Depuis 2007, lorsque le premier smartphone a fait ses débuts sur le marché, plus de sept milliards d'appareils de ce type ont été fabriqués. Leur durée de vie moyenne est inférieure à deux ans, conséquence de l'obsolescence conçue et de la soif de profiter de nouvelles fonctionnalités et capacités flashy. En attendant, les conditions matérielles et politiques de leur fabrication, et les ressources nécessaires à leur production, restent obscures. Dans des conditions exténuantes, les mineurs sondent inlassablement la terre à la recherche des métaux rares nécessaires à la fabrication des appareils des technologies de l'information et des communications (TIC). Ensuite, dans de vastes usines comme Foxconn situées dans les pays du Sud, où la main-d'œuvre peut être obtenue à moindre coût et où les protections juridiques pour les travailleurs sont rares, les smartphones sont assemblés et expédiés aux consommateurs, pour être jetés en quelques mois, pour finir dans des cimetières de déchets électroniques comme ceux d'Agbogbloshie, au Ghana. Ces métaux, dont beaucoup sont toxiques et contiennent des éléments radioactifs, mettent des millénaires à se dégrader. Les déchets du numérique sont écologiquement transformateurs.

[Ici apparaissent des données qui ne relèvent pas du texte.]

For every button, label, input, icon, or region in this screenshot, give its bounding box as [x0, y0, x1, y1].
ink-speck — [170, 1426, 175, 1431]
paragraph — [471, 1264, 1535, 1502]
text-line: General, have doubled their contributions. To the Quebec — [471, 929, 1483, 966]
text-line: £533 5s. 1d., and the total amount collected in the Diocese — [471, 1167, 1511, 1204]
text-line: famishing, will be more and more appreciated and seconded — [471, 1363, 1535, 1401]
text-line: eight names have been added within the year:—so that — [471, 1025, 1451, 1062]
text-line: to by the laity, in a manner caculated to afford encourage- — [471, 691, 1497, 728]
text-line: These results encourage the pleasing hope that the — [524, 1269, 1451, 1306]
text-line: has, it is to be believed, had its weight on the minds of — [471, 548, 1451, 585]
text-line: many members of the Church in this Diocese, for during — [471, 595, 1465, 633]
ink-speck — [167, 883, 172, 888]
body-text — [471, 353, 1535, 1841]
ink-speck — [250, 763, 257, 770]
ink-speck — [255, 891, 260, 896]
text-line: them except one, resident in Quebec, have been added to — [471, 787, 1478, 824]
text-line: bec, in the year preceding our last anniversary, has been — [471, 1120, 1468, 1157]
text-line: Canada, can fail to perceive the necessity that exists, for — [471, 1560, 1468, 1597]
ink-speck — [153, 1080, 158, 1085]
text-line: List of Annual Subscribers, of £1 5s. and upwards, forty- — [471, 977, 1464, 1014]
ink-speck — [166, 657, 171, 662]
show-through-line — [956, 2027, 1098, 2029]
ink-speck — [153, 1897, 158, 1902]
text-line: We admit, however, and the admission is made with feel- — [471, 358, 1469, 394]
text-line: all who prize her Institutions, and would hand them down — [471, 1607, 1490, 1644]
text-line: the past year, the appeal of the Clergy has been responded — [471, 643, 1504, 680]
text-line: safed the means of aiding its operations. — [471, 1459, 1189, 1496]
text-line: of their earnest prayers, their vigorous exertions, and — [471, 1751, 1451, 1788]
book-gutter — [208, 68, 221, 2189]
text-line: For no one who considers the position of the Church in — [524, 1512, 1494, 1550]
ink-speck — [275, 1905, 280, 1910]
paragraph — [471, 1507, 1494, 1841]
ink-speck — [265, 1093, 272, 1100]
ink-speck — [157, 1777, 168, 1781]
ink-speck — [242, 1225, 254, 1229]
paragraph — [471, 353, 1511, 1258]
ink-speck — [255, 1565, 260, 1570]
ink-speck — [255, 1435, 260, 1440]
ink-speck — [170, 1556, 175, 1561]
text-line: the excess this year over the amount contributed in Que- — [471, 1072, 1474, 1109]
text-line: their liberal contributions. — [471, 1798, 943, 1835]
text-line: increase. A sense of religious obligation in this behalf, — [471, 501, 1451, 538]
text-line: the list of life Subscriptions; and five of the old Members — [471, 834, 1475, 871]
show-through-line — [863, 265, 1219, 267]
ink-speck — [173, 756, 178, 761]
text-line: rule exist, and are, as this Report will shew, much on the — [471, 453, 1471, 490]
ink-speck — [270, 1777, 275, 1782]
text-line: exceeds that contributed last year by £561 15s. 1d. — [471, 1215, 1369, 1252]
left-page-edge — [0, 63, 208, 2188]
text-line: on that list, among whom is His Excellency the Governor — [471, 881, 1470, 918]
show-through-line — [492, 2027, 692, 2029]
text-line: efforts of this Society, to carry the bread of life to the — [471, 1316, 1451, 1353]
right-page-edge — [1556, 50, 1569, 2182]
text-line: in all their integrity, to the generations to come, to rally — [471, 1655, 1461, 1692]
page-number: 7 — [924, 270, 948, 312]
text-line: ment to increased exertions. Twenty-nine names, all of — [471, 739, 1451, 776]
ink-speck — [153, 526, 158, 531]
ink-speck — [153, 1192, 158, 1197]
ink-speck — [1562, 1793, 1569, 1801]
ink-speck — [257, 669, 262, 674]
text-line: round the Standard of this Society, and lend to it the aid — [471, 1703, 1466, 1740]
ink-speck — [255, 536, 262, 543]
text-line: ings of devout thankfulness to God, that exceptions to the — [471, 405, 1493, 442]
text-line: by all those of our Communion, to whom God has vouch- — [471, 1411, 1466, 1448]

L'historien Nathan Ensmenger écrit qu'un seul ordinateur de bureau nécessite 240 kilogrammes de combustibles fossiles, 22 kilogrammes de produits chimiques et 1 500 kilogrammes d'eau pour être fabriqué. Les serveurs qui remplissent les salles des centres de données sont des actifs denses et spécialisés, certaines unités étant évaluées à des dizaines de milliers de dollars américains. Les câbles, les batteries, les alimentations sans coupure (UPS), les climatiseurs (CRAC et CRAH), les unités de distribution d'alimentation (PDU) et les transformateurs sont également périodiquement mis hors service et éliminés, lorsque les garanties expirent et que les unités ne fonctionnent pas avec les normes élevées de fiabilité. et la redondance définie par des entités telles que l'Uptime Institute. Certains de ces composants contiennent des biphényles polychlorés (PCB) toxiques et doivent être éliminés plutôt que réutilisés. Des efforts sont en cours en Europe et ailleurs pour augmenter la conception des installations et des équipements afin de prolonger la durée de vie des unités, de faciliter les réparations et de formaliser un système d'échange pour recycler les anciens équipements à l'aide de "passeports de matériaux" qui documentent précisément l'historique des unités, un peu comme CARFAX. Même avec ces initiatives de développement durable en place, des organisations environnementales comme Greenpeace estiment que moins de 16 % des tonnes de déchets électroniques générés chaque année sont recyclés.

La dynamique écologique dans laquelle nous nous trouvons n'est pas entièrement une conséquence des limites de conception, mais des pratiques et des choix humains - parmi les individus, les communautés, les entreprises et les gouvernements - combinés à un déficit de volonté et d'imagination pour créer un Cloud durable. Le Cloud est les deux culturel et technologique. Comme tout aspect de la culture, la trajectoire du Cloud – et ses impacts écologiques – ne sont ni prédéterminés ni immuables. Comme tout aspect de la culture, ils sont modifiables.